A younger resident, Lizzie Mackie, said the growth plan for the centre was a good thing.
"I think it's good to have more shops. It's limited now and I go to Sylvia Park or Botany Town Centre.
"I can imagine it will be high-rise 20 years ahead and not be bothered by it."
Amy Cayley, who has a 7-year-old son, moved three months ago from across the city at Pt Chevalier.
"We came here because it's quieter and yet we still are close to everything."
She was pleased with plans for a busway from Pakuranga across the Tamaki Estuary to a Panmure transport hub in 2015.
"I do take the bus in to the city to work because we have one car and my partner works different hours so he takes the vehicle.

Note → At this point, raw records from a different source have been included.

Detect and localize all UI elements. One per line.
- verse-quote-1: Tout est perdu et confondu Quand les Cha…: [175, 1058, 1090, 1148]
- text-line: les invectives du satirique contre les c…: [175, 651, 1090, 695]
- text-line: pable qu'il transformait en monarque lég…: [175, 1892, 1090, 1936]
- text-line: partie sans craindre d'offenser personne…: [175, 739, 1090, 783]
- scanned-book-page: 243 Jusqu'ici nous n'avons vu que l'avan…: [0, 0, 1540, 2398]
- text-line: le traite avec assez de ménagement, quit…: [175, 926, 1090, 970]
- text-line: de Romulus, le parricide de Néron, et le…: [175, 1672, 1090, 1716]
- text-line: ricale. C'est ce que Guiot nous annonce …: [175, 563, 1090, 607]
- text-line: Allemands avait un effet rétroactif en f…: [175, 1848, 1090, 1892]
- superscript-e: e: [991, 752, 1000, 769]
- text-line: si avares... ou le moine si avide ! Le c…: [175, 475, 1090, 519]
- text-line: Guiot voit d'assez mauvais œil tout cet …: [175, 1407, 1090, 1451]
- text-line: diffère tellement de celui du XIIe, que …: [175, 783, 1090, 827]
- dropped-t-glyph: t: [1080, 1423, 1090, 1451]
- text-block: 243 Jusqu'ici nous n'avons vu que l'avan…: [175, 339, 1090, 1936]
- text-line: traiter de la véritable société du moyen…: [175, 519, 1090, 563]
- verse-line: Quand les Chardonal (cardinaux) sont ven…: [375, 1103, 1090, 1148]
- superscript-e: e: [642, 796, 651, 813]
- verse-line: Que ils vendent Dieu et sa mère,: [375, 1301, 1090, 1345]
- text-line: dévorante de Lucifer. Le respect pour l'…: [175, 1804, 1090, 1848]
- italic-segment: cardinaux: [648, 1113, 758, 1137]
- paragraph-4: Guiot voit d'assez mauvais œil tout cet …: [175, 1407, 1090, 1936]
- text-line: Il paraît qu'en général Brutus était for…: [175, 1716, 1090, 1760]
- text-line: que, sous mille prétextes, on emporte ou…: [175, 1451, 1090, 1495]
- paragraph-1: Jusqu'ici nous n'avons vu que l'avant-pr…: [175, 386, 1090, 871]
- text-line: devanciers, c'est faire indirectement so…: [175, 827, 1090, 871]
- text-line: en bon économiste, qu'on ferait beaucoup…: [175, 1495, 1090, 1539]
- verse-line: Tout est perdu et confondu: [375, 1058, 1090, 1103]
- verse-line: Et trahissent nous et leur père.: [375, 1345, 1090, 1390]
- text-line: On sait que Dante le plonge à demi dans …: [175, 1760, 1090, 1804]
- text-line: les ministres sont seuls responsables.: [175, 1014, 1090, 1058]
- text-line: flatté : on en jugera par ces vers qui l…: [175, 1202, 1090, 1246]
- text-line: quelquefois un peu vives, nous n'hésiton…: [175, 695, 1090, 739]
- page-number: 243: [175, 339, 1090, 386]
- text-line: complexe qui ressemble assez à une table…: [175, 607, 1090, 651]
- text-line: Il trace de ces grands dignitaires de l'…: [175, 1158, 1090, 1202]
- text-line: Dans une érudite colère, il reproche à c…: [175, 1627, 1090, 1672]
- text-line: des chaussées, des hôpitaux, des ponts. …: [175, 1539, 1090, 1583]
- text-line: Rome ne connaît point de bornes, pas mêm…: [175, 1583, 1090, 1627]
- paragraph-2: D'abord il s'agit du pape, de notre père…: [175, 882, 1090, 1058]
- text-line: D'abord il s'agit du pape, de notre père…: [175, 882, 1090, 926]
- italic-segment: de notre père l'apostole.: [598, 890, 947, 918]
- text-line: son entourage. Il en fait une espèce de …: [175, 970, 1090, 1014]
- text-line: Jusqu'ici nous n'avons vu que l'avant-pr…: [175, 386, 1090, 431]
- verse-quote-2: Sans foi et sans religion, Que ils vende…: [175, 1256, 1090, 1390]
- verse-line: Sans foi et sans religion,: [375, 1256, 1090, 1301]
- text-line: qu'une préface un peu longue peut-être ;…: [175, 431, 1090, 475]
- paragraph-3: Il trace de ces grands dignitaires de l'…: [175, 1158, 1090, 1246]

"It costs $56 a week for the bus - cheaper than paying for parking."
An alternative was taking the commuter ferry from Half Moon Bay - a 35-minute ride.
However, rebellion lurks in the tidy suburban streets on the northern side of Pakuranga Rd, between the Panmure Bridge and St Kentigern College.
Acting on suspicion their area was to be zoned for higher density, about 80 residents met last month to form the Kentigern Residents' Association.
"It's going to affect our leafy suburb, its bird life and the environment of the uniquely large Tamaki Estuary," said association member Peter Brandley. "It's not an elitist area. It's a nice wooded area with pohutukawa lining the street and it's been like this since the 1950s.
"So, to be challenged to up sticks and be forced out, I find it abhorrent. We are going to fight it."
The association hoped to raise enough money to hire a lawyer and a town planner to guide its case through the public comment period.
Another resident, who asked not to be named, said: "This area is not what I would say should be high-density. We bought here 15 years ago because it backs on to St Kentigern and it is nice and quiet.
"We don't want to face all that development."
Howick Local Board member Shirley Warren smiled at the thought of eight-storey buildings in the town centre.
She said the site, which Westfield last year sold for $81 million, used to be called Cabbage Tree Swamp.
"It will mean expensive foundations to put high-rise buildings in a swamp."